Gerade einmal 6,99€ kostet der Western Gold Bourbon bei Lidl. Der bekannte Jim Beam (White) schlägt mit dem Doppelten zu Buche und der ist schon kein spektakulärer Bourbon. Was also ist vom Western Gold zu erwarten?

Es handelt sich um eine Lidl-Marke von einer nicht offiziell benannten Brennerei. Die Abfüllung in rauen Mengen unter der Ägide des Lidl-Imperiums erklärt auch den günstigen Preis, insofern muss keineswegs ein schlechter Bourbon drin stecken. Doch finden sich auf dem Etikett eine Reihe von Warnzeichen, die den Whisky-Genießer abschrecken.

 

So ist der Whiskey zwar in den USA gebrannt und gereift worden, nicht aber abgefüllt. Allein das erlaubt, viele qualitätssichernde Bestimmungen zu umgehen, die sonst Bourbon charakterisieren. In erster Linie ist hier an den Farbstoff E125 zu denken.

 

Auch könnte man auch die eventuell irreführende Beschriftung thematisieren, doch das würde hier zu weit führen. Wir reden immerhin von 7,50 €. Das Lidl spart, wo es nur kann, versteht sich von selbst. (Wer sich dennoch für diese Tricksereien im Detail interessiert, mag dies gern in die Kommentare schreiben!) Die entscheidende Frage lautet: was ist im Glas?

 

Western Gold – Lidls Bourbon Whiskey

 

Nase

Für einen Bourbon ist der Western Gold erstaunlich dezent. Man könnte auch sagen erstaunlich dünn. Eine diffus-süßliche Note überlagert vieles, am ehesten erinnert sie an Vanille. Das wäre für Bourbon typisch, jedoch fehlt mir ein wenig das Karamell-Aroma. Es ist zwar da, aber nicht in der zu erwartenden Klarheit.

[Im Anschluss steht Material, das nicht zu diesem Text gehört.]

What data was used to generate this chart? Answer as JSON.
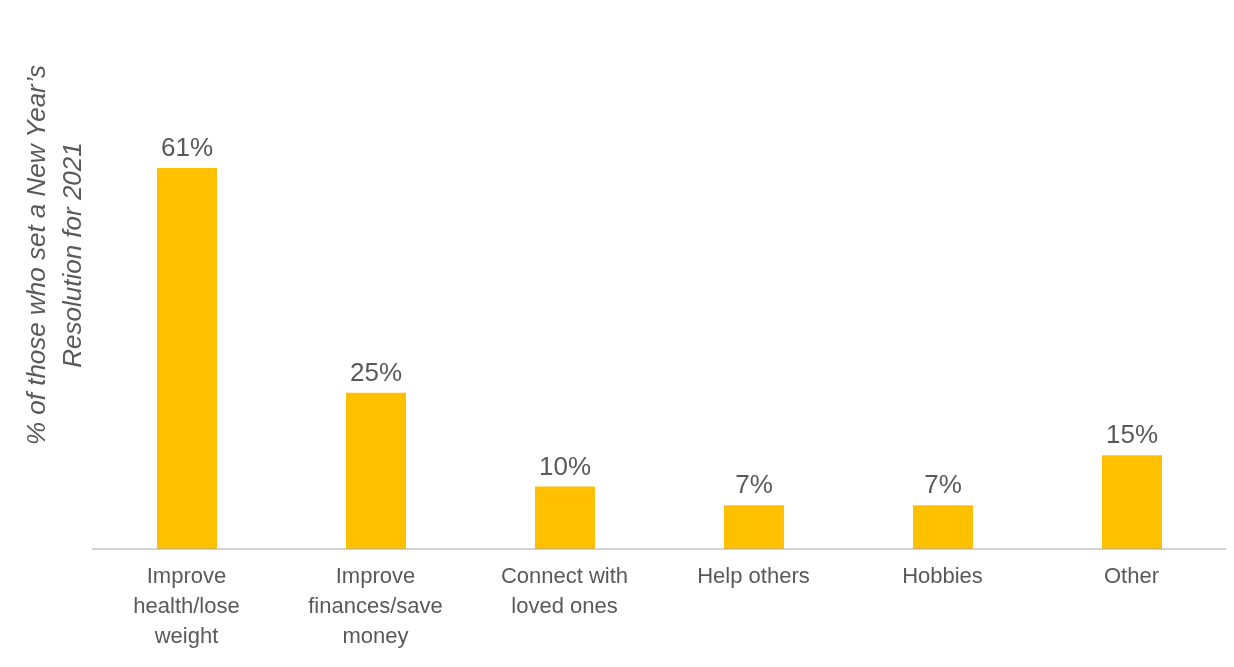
{
  "chart_data": {
    "type": "bar",
    "ylabel": "% of those who set a New Year’s Resolution for 2021",
    "categories": [
      "Improve health/lose weight",
      "Improve finances/save money",
      "Connect with loved ones",
      "Help others",
      "Hobbies",
      "Other"
    ],
    "values": [
      61,
      25,
      10,
      7,
      7,
      15
    ],
    "value_labels": [
      "61%",
      "25%",
      "10%",
      "7%",
      "7%",
      "15%"
    ],
    "color": "#ffc000"
  }
}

Interessant ist, was unter dieser klebrigen Süße liegt. Man muss dem Western Gold etwas Zeit geben, dann enthüllt er weitere Nuancen, besonders überreife Früchte und sogar etwas Würze. Jedoch bleiben auch diese Noten sehr diffus. Es erinnert ein wenig an Fruchtkompott, das mit viel Zucker gemacht ist. Die Würze mag von der Eiche herrühren, immerhin reift Bourbon in frischen Eichenfässern. Deren Einfluss ist sonst aber marginal.

Je länger man riecht, desto stärker bricht zudem eine alkoholische Schärfe durch, die sich in der Nase unangenehm bemerkbar macht.

Davon abgesehen allerdings ist das Bouquet des Western Gold durchaus beachtlich. Es fehlt zwar eine klare Linie, da alles von einer klebrigen Süße dominiert ist, aber unangenehm fällt der Bourbon selten auf. Diese Nase ist sein Geld mehr als wert.

Geschmack

Eines muss man dem Western Gold lassen: er ist konsequent. Ich könnte die Beschreibung seiner Nase fast 1-zu-1 kopieren, so sehr ähneln sich Geruch und Geschmack.

Zunächst fällt auf, dass er wirklich recht dünn ist. Vanille und, diesmal etwas deutlicher, Karamell sorgen für ein klassisches Bourbon-Erlebnis, gleichwohl die gezuckerten, überreifen Früchte nun fast gänzlich in den Hintergrund treten. Dafür kommt die Eiche etwas stärker, wobei sie erneut eine Würze mitbringt, die einen wirksamen Kontrast zur Süße erzeugt.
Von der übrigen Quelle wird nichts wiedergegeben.